As the sun set on that first day I dug and dug into the side of a hill, quickly walling myself in. It was dark inside, and I could hear the clinking of bones and the hissing of giant spiders from the other side of the wall, mere feet away from where I hid. But I was safe in here, the beasts couldn't see me.
The experience conjured childhood memories with a surprisingly forceful immediacy; memories of building forts as a kid and hiding away from the world, safe from the peering eyes of adults. I lit a torch and my small cave was flooded with warm light, a flashlight's hooded glow beneath the covers of my childhood bed. As the moon rose in the sky, I began to dig.

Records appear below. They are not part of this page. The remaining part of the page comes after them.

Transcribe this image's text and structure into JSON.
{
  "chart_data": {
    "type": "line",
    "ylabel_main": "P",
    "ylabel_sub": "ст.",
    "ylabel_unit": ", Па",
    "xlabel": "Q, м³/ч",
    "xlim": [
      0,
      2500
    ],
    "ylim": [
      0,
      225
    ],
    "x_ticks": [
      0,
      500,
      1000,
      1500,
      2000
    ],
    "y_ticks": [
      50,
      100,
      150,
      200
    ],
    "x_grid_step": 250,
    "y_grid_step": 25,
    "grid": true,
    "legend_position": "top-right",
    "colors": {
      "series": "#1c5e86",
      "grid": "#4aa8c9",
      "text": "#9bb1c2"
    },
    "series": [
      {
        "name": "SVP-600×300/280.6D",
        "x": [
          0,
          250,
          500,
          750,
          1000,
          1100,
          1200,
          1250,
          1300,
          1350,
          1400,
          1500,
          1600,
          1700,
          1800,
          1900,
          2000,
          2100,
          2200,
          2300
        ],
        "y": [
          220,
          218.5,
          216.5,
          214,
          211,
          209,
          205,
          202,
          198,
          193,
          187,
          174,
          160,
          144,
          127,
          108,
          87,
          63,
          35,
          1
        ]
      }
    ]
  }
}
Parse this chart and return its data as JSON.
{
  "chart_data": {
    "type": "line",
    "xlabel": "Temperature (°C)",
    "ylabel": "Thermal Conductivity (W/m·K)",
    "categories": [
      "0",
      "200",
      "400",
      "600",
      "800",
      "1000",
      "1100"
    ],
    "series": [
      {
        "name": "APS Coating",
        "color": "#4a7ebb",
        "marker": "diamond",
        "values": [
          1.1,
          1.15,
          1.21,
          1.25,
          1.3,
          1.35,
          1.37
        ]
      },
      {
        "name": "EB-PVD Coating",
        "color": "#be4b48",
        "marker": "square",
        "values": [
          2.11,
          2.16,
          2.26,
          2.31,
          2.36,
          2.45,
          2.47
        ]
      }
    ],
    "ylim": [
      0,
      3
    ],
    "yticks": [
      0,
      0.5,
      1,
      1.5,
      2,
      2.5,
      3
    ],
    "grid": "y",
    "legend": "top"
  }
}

Hours later I had wrought an impressive underground hideaway, a subterranean bachelor pad replete with hanging artwork, a groovy crafting lounge, a glass-walled observation deck and a staircase that spiraled down, down, down. In-game days and nights passed as I toiled, lost in my growing obsession with interior design and architecture. I tilled the land in my yard, constructed a fence, installed irrigation and planted crops. I crafted a door and placed windows in my house's front wall so that I could see the sun and know when it was safe to head out to gather supplies.
After a few (real-world) evenings' worth of work, I sat back and realized that my cave had become a home. What's more, I felt a stronger bond to this collection of bricks and blocks than just about any videogame home I'd had. Although I have branched out since then and begun to develop other corners of my Minecraft world, my first house will always hold a special place in my heart.
I recently figured out how to make a wooden sign, which allows me to input whatever text I'd like and attach it to an object in the world. It was with pride that I placed my first sign outside of my front door, emblazoned with the words "Kirk's House."
I looked at it for a second, then tore it down and put up a new one. "Kirk's Home."